El resultado es una película de una madurez inquebrantable sin renunciar a la emoción de la duda primeriza. Se trata de una película que coloca el duelo en el centro, pero sin caer en la tentación de convertirlo en un asunto para la estéril metafísica. Los Tortuga es una película que mancha y se mancha. Es una película que se sirve del actual y grave problema de la vivienda para llevar la discusión a donde importa: la desigualdad, la injusticia y la decencia (o su carencia, según el lado del que se mire). Y a la vez convierte la inmigración no en el problema de nuestro tiempo como buscan algunos sino en su esencia, su sentido, su futuro incluso. Como dice el cuento mínimo de Luis Felipe Lomelí El emigrante: "-¿Olvida usted algo? -Ojalá".
Sin duda, se nos ha quedado una muy bonita Biznaga de Oro para la furia. Y la reconciliación. Por cierto, pocos finales tan redondos, emocionantes y perfectos como el de Los Tortuga.

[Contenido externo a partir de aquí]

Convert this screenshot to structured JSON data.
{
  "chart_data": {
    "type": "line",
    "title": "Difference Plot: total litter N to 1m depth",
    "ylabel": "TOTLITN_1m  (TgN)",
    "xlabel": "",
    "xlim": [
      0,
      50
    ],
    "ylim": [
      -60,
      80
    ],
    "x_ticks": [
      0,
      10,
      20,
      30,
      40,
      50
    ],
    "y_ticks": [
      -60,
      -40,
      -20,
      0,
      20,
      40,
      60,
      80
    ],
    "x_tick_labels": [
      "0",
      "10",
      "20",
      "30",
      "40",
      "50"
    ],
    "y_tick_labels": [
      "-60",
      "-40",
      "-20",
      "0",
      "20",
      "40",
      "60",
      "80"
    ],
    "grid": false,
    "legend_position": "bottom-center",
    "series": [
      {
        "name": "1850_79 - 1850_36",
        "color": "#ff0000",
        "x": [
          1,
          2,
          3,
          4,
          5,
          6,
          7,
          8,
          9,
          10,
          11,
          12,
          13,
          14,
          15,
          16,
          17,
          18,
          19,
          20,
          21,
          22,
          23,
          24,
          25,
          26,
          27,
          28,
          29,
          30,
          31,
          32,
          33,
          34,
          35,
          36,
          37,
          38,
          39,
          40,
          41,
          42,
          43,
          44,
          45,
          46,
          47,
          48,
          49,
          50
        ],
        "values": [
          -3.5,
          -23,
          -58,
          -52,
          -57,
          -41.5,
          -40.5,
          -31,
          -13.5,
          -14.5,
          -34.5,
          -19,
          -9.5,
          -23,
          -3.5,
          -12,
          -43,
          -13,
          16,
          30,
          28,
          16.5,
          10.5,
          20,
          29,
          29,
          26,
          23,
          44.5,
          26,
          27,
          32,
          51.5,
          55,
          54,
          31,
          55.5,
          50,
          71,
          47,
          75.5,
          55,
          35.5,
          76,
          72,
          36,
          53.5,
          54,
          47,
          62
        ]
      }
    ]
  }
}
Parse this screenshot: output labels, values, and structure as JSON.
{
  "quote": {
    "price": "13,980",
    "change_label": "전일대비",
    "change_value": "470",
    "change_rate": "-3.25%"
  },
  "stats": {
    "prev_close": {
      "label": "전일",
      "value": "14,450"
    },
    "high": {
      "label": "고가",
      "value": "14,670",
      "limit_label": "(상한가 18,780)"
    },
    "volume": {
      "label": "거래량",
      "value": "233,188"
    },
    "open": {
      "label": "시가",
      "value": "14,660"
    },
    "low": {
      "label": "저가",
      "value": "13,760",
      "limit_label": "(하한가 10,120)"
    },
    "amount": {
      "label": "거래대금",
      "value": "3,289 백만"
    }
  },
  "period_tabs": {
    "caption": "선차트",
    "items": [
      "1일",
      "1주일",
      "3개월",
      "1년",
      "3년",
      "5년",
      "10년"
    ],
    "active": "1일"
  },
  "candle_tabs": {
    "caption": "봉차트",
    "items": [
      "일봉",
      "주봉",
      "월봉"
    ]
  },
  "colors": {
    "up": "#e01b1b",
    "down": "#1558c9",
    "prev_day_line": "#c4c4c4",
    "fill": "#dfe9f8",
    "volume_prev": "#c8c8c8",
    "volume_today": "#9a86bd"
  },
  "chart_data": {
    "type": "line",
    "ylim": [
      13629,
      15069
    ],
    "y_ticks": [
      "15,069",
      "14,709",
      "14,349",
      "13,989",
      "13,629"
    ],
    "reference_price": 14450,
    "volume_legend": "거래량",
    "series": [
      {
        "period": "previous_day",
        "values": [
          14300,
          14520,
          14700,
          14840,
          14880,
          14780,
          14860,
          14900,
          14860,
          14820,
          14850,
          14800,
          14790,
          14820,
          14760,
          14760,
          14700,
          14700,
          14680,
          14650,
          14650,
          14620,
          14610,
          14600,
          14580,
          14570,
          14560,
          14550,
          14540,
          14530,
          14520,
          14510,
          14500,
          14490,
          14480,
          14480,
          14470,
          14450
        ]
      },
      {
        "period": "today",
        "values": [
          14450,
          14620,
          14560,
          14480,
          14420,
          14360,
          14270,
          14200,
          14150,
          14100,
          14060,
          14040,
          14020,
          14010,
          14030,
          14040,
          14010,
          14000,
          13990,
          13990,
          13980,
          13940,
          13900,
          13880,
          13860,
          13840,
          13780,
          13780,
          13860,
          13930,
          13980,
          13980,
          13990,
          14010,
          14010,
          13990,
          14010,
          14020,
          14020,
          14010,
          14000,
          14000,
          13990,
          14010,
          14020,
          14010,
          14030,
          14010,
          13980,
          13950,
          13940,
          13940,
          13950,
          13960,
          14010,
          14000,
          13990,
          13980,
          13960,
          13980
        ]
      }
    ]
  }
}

EL REGRESO DE GRACIA QUEREJETA Y EL BRILLANTE 'FALSO' DEBUT DE GERARD OMS
Por lo demás, la sección oficial de este Festival de Málaga inapelable hasta el momento se completó con dos trabajos a la altura. El más vistoso, aunque solo sea por los gritos que arrastra a su paso, fue el debut como director de un veterano del cine español. Gerard Oms, actor y coach (sea esto lo que sea) de actores, presentó Muy lejos de la mano de un Mario Casas tan rotundo como soberbio (de ahí los gritos de antes). Se trata de un viaje hacia dentro de la masculinidad (la tóxica, suponiendo que la haya de otro tipo) que bien podría pasar por una brillante, literal y metafórica, todo en uno, salida del armario. Y a su lado, Gracia Querejeta estrenó un drama con alma de thriller que resume, exhibe y hasta transpira veteranía, buen hacer y asolerada maestría. La buena suerte, así se llama, es un relato sobre la paternidad y el perdón resuelto en el oficio y genio de unos actores que van de Hugo Silva a Miguel Rellán pasando por Megan Montaner.
La de Oms, rodada íntegramente en Holanda, es una película volcada en las espaldas y cada uno de los silencios de su protagonista. Nunca ha estado mejor Casas. Muy lejos cuenta la historia de un hincha del Espanyol que, tras asistir a un partido de fútbol en Utrecht, decide quedarse ahí. No habla el idioma, no sabe qué hacer y ni siquiera hace buen tiempo. Los motivos no están claros. Lo estarán a medida que avance la cinta, pero sin exagerar. Y ahí, precisamente, el mayor logro de un trabajo construido enteramente no sobre lo que se ve, sino lo que está. La película logra lo que pretende sin el menor asomo de duda: mantener en todo momento vivo el instante de una duda, la fiebre de una revolución a punto de estallar. Sin duda, un debut tardío, pero muy bienvenido.
A su lado, el último trabajo de Gracia Querejeta huye de la más que brillante experimentación que supuso Invisibles, su anterior película, para ofrecer ahora un depurado ejercicio de oficio. Un arquitecto de éxito se refugia en un pueblo perdido en mitad de ninguna parte. Huye de algo que se parece bastante a sí mismo. Planteada como un drama, la película despliega poco a poco una oscura intriga que habla de culpa, paternidad y la lejana posibilidad del perdón. Precisa, dura, amarga y de un clasicismo que, la verdad, de tanto en tanto, hace descansar la vista. Los trípodes existen y gratifica dar con una directora que sabe usarlos.